By Alan Charlish
WARSAW (Reuters) -A parliamentary commission could be formed at the turn of the year to investigate allegations that Poland’s nationalist government used Pegasus spyware against its opponents, a newly elected lawmaker who reportedly had his phone hacked said.
Gazeta Wyborcza daily reported in March that the phone of Jacek Karnowski was hacked using the software developed by Israel-based NSO Group in 2018-2019, when he was working on the opposition campaign for elections to the upper house of parliament, the Senate.
At the time Karnowski was mayor of the seaside resort of Sopot, a role he left after being elected to parliament on Sunday as part of a bloc of pro-European Union parties that are now poised to take power.
“I expect an investigative commission to be formed,” Karnowski told Reuters. “I think this is realistic at the turn of the year.”
In 2022 the opposition-controlled Senate created a commission to look into the phone-hacking allegations but it had no official investigative powers.

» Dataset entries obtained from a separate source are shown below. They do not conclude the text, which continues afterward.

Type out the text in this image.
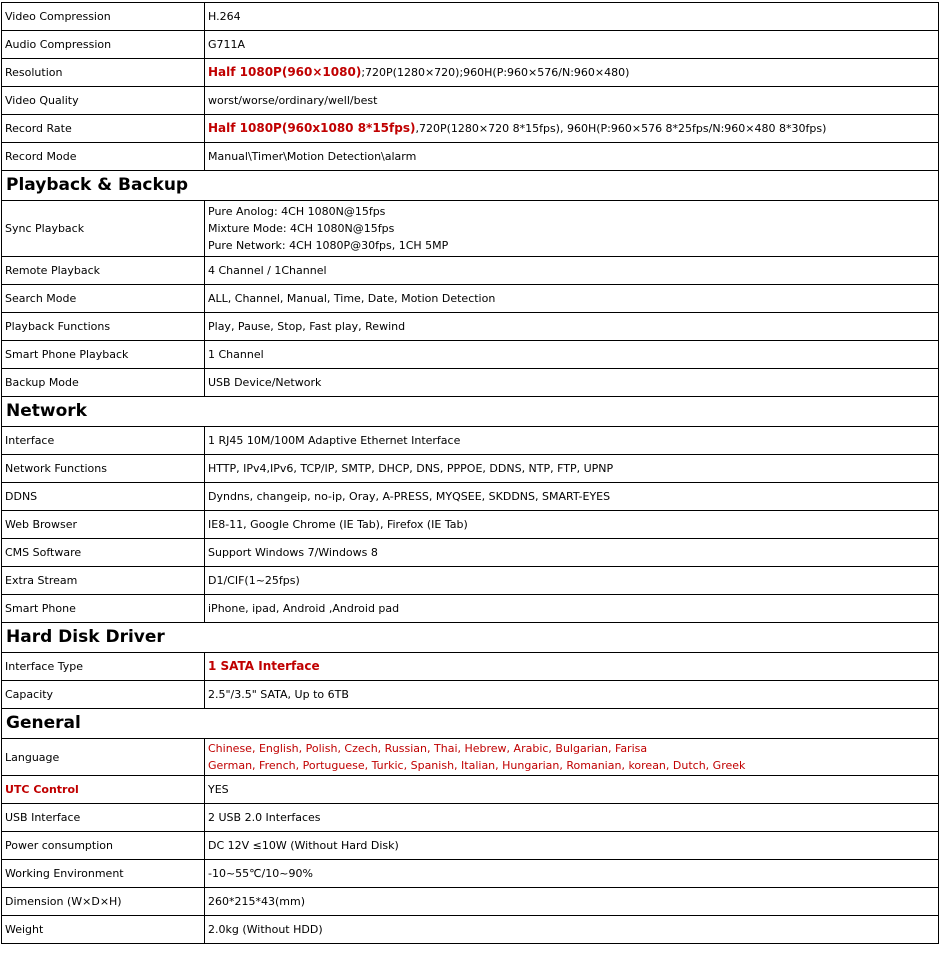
Video Compression	H.264
Audio Compression	G711A
Resolution	Half 1080P(960×1080);720P(1280×720);960H(P:960×576/N:960×480)
Video Quality	worst/worse/ordinary/well/best
Record Rate	Half 1080P(960x1080 8*15fps),720P(1280×720 8*15fps), 960H(P:960×576 8*25fps/N:960×480 8*30fps)
Record Mode	Manual\Timer\Motion Detection\alarm
Playback & Backup	
Sync Playback	Pure Anolog: 4CH 1080N@15fps
Mixture Mode: 4CH 1080N@15fps
Pure Network: 4CH 1080P@30fps, 1CH 5MP

Remote Playback	4 Channel / 1Channel
Search Mode	ALL, Channel, Manual, Time, Date, Motion Detection
Playback Functions	Play, Pause, Stop, Fast play, Rewind
Smart Phone Playback	1 Channel
Backup Mode	USB Device/Network
Network	
Interface	1 RJ45 10M/100M Adaptive Ethernet Interface
Network Functions	HTTP, IPv4,IPv6, TCP/IP, SMTP, DHCP, DNS, PPPOE, DDNS, NTP, FTP, UPNP
DDNS	Dyndns, changeip, no-ip, Oray, A-PRESS, MYQSEE, SKDDNS, SMART-EYES
Web Browser	IE8-11, Google Chrome (IE Tab), Firefox (IE Tab)
CMS Software	Support Windows 7/Windows 8
Extra Stream	D1/CIF(1~25fps)
Smart Phone	iPhone, ipad, Android ,Android pad
Hard Disk Driver	
Interface Type	1 SATA Interface
Capacity	2.5"/3.5" SATA, Up to 6TB
General	
Language	Chinese, English, Polish, Czech, Russian, Thai, Hebrew, Arabic, Bulgarian, Farisa
German, French, Portuguese, Turkic, Spanish, Italian, Hungarian, Romanian, korean, Dutch, Greek

UTC Control	YES
USB Interface	2 USB 2.0 Interfaces
Power consumption	DC 12V ≤10W (Without Hard Disk)
Working Environment	-10~55℃/10~90%
Dimension (W×D×H)	260*215*43(mm)
Weight	2.0kg (Without HDD)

Karnowski said that senior officials including Prime Minister Mateusz Morawiecki and the leader of the ruling nationalist Law and Justice (PiS) party Jaroslaw Kaczynski should be called before the commission.
PiS has said that Poland has access to Pegasus, but has dismissed suggestions it was used against political opponents.
PiS came first in the election but is unlikely to be able to form a government for want of a coalition ally. The leaders of the three groupings that secured a combined majority have called on President Andrzej Duda, a PiS ally, not to delay appointing a new prime minister.
However, Duda’s aides have said that he will not be rushed into making a decision.